The Minister of Finance, Wale Edun said the federal government has qualified for processing a 40-year term loan with a 10-year moratorium, which he described as ‘virtually a grant’ of $2.25 billion from the World Bank at a one percent interest rate. This is as he said the government is considering issuing a diaspora bond.

Speaking at a joint press conference of the Ministry of Finance and the Central Bank of Nigeria (CBN) at the spring meetings of the International Monetary Fund (IMF) and the World Bank, in Washington D.C, Edun said the country is also set to benefit from budgetary support and low-interest funding from the African Development Bank.

He added that negotiations with foreign direct investors are also underway with promising prospects for substantial investment flows into the country. “If you look at the fact that we have qualified for the processing, just this week to the Board of Directors of the World Bank, of the total package of $2.25 billion of what you can call, I mean if there is no such thing as a free lunch, but it is the closest you can get to free money. It is virtually a grant. It is for about 40 years, with 10 years moratorium and about one percent interest. So that also is part of the flow you can count.”

On debt sustainability, Edun emphasized the critical importance of generating revenue, particularly from oil, as a primary source, with endeavors focused on maximizing its benefits for Nigerians. He pointed out that President Bola Tinubu has established ambitious goals to increase oil production, targeting a rise to two million barrels per day from the current 1.6 million.

Noting that Nigerians abroad are “doing very, very well. They have significant funding,” Edun said the Nigerian government is considering the issuance of diaspora bonds, aiming to attract funds from Nigerians living abroad and foreign currency holdings. The proposed diaspora bonds are anticipated to serve as an attractive investment instrument, catering to the financial interests of both Nigerians abroad and foreign investors.

“The government is looking at attracting those funds and capturing those funds through a diaspora type of instrument, a diaspora bond.
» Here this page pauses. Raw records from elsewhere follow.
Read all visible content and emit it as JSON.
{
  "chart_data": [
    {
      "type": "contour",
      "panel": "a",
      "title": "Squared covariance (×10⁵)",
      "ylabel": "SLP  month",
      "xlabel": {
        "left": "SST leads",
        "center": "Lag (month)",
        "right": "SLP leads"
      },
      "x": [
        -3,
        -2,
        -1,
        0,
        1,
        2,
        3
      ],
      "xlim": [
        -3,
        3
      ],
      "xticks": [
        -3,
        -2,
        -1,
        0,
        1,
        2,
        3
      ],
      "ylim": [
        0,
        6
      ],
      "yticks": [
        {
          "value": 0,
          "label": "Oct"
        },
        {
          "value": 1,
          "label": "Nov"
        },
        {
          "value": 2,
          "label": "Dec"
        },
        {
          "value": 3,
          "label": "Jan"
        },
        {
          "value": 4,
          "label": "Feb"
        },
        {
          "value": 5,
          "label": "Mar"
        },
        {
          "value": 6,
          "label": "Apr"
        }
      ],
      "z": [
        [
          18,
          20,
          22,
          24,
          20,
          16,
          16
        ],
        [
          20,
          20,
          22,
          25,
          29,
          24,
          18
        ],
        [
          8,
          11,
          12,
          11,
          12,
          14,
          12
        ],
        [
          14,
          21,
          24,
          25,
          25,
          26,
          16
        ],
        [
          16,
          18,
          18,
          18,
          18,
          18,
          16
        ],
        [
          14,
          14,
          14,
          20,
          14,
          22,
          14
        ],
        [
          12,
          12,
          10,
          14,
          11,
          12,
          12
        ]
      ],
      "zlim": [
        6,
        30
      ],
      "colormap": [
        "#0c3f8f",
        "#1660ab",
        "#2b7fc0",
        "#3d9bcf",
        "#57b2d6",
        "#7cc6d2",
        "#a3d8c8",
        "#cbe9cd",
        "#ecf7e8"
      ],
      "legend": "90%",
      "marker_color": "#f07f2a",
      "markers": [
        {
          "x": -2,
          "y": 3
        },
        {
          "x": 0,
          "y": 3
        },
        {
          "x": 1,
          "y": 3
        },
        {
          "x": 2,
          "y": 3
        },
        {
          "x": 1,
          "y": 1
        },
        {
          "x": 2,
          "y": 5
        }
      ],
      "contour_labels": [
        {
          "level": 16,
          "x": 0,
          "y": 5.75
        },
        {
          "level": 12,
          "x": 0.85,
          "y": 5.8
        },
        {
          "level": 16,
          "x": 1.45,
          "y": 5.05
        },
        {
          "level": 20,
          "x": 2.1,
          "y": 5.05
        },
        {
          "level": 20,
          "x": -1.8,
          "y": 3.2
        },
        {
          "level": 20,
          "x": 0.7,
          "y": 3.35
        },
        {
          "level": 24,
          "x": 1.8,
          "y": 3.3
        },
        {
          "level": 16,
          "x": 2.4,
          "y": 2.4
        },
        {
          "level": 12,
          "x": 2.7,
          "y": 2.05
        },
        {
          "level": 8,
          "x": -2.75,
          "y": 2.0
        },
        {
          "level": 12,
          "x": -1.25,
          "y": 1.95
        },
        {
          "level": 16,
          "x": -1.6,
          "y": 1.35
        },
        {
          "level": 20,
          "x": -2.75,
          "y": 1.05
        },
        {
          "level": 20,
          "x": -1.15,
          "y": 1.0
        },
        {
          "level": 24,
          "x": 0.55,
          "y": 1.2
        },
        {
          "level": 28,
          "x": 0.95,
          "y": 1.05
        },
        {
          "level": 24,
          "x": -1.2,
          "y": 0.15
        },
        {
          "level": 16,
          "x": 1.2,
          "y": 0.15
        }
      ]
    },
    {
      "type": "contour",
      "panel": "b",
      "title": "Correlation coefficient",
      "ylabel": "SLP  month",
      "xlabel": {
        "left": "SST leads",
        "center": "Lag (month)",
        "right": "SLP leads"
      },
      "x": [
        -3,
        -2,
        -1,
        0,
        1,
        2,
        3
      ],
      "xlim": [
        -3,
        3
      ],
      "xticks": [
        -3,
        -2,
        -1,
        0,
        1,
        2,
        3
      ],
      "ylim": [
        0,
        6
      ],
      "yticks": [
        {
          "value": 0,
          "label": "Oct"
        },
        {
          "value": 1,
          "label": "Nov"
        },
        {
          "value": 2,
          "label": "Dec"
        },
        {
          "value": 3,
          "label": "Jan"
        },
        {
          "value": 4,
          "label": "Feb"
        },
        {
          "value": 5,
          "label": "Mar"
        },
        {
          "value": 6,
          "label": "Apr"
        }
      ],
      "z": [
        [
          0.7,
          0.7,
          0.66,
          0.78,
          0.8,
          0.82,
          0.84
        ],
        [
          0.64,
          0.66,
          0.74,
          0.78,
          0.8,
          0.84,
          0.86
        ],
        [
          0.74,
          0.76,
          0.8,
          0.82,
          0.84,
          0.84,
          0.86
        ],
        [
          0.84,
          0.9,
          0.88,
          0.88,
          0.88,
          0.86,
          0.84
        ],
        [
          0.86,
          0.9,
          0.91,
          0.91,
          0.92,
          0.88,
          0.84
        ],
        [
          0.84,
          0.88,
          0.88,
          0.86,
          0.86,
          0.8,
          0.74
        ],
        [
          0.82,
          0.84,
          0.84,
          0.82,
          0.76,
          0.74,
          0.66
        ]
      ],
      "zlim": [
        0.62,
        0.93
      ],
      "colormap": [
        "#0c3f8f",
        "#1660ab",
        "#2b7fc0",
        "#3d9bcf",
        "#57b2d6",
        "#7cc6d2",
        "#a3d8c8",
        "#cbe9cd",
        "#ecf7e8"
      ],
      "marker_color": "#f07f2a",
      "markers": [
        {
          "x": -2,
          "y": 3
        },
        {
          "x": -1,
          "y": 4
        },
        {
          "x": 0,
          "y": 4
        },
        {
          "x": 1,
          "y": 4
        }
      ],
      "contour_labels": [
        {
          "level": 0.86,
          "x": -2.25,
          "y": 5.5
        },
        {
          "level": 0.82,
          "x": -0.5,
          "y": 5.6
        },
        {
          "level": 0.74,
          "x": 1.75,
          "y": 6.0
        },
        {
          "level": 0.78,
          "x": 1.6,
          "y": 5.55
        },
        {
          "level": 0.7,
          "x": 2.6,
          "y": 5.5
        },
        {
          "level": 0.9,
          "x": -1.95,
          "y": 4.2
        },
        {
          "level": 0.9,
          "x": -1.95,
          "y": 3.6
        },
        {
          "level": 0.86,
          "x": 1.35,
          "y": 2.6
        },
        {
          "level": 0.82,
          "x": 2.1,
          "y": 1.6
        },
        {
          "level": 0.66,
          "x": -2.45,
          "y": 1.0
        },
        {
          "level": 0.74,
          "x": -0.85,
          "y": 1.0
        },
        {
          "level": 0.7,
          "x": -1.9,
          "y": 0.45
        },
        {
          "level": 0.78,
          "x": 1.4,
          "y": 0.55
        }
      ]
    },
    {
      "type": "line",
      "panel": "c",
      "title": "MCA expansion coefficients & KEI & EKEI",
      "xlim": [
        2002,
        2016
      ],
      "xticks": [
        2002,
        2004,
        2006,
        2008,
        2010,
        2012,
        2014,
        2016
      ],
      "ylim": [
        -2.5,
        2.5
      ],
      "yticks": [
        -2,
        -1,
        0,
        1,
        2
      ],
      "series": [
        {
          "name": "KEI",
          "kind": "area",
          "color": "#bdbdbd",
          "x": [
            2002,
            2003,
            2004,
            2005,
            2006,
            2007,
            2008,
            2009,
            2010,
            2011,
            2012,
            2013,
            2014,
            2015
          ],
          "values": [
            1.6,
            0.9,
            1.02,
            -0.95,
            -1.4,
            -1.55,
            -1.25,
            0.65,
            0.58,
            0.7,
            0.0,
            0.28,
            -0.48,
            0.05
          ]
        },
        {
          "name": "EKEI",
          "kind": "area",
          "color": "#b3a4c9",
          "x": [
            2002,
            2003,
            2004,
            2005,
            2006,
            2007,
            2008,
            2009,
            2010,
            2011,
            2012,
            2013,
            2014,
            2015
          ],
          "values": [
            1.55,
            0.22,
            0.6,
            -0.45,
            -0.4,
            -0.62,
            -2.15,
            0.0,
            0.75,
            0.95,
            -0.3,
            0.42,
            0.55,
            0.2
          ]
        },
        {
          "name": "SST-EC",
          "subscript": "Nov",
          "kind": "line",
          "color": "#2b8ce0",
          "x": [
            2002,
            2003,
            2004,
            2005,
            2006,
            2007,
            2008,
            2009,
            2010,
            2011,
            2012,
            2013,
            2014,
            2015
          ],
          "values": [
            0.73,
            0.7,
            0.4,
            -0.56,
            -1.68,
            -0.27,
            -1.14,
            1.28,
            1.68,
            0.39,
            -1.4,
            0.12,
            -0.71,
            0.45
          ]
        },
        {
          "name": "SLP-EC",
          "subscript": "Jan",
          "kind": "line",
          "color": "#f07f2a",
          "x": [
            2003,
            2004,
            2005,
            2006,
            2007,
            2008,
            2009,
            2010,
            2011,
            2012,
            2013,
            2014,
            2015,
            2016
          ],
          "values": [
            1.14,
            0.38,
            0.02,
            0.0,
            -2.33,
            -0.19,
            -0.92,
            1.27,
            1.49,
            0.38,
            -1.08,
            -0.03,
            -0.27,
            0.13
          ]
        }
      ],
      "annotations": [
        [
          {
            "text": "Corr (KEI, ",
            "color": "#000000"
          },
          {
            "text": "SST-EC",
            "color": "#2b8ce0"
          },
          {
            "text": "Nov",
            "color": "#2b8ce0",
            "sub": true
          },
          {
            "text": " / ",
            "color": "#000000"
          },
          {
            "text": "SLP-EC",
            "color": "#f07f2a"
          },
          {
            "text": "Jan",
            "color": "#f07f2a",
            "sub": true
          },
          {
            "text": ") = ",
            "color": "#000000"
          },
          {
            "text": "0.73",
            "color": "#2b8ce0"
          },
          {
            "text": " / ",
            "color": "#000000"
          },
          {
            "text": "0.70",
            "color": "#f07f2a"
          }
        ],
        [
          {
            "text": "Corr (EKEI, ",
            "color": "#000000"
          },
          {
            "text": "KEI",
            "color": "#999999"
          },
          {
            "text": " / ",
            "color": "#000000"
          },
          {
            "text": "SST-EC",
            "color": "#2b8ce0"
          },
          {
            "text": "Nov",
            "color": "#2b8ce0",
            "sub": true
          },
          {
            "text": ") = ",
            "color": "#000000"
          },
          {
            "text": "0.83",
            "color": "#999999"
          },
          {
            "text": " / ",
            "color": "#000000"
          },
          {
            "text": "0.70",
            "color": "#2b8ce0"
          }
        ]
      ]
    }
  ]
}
We think that would be a very attractive instrument for Nigerians abroad and for foreign holdings of foreign currency and we look to have a substantive, substantial, and successful issue later in the year,” Edun disclosed.

On his part, the governor of the Central Bank of Nigeria, Dr Olayemi Cardoso, said, “Besides our meetings with multilateral financial institutions, and foreign investor groups with a keen interest in developments in Nigeria, including a critical gathering at the US Chamber of Commerce, we had very productive discussions with leading International Money Transfer Operators (IMTOs), where we collectively committed to doubling remittance flows through formal channels into Nigeria in the immediate short to medium term.

This target is both ambitious and achievable, and we’re wasting no time in setting up a collaborative task force, reporting to myself, to drive progress and address any bottlenecks that hinder flows through formal channels.”